Vi tersenyum melihat Ardini yang sepertyi itu. Artinya Ardini sudah hampir sampai dan akan menikmati bagaimana spesialnya servis tangan Vi malam ini. Tubuh Ardini semakin menegang, kedua matanya semakin meremang, kedua kakinya sampai bergetar. Rasanya begitu sangat aneh bagi Ardini.
“Aaakhh ....” Teriak Ardini saat sesuatu yang ia tahan memuncak begitu saja. Membuat tubuh Ardini terasa lemas, dan melegakan sekali rasanya.
“Apa kamu suka?” tanya Vi sambil mengusap wajah Ardini yang penuh dengan keringan, tangan Vi meyingkirkan rambut yang menempel di wajah Ardini.
“Rasanya sangat aneh, Mas. Sakit, geli, tapi sangat melegakan,” jawab Ardini dengan menjabarkannya.
“Aku sudah bilang sama kamu, aku akan memberikan rasa yang belum kamu rasakan. Aku akan menghapus rasa takut, marah, dan kecewamu dengan rasa yang kamu katakan tadi.
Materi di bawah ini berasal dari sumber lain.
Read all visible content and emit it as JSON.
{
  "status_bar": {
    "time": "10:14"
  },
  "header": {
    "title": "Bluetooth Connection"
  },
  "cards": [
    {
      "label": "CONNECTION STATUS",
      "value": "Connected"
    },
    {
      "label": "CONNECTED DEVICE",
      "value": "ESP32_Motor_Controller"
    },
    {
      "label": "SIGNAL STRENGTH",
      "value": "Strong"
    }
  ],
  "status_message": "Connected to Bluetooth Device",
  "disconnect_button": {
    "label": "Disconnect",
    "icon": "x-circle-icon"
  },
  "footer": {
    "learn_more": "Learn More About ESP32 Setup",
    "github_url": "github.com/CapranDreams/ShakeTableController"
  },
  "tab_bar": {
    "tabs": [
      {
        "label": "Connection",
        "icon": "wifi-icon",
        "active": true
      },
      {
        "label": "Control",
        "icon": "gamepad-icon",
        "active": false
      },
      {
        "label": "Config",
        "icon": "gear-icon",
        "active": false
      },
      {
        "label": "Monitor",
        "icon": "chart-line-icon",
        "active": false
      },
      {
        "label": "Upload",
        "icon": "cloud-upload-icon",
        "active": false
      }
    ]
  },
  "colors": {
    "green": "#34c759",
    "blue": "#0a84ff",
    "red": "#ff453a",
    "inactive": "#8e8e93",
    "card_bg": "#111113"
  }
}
Tapi itu baru sebagian, kamu akan menikmatinya sebentar lagi, mari kita lanjutkan, Sayang,” ucap Vi.
Malam ini, Vi melakukan penyatuan tubuhnya dengan Ardini. Memberikan kenyamanan pada Ardini. Vi benar-benar menghapus rasa takut, marah, dan kecewa Ardini saat malam itu, menggantikan berjuta-juta rasa kenikmatan saat ini, hingga Ardini tak mampu lagi menolak saat Vi kembali ingin melakukannya.
"Besok lagi saja, kasihan anak kita, aku tidak mau anak kita kenapa-napa. Ayo kita mandi, lalu istirahat." Ucap Vi.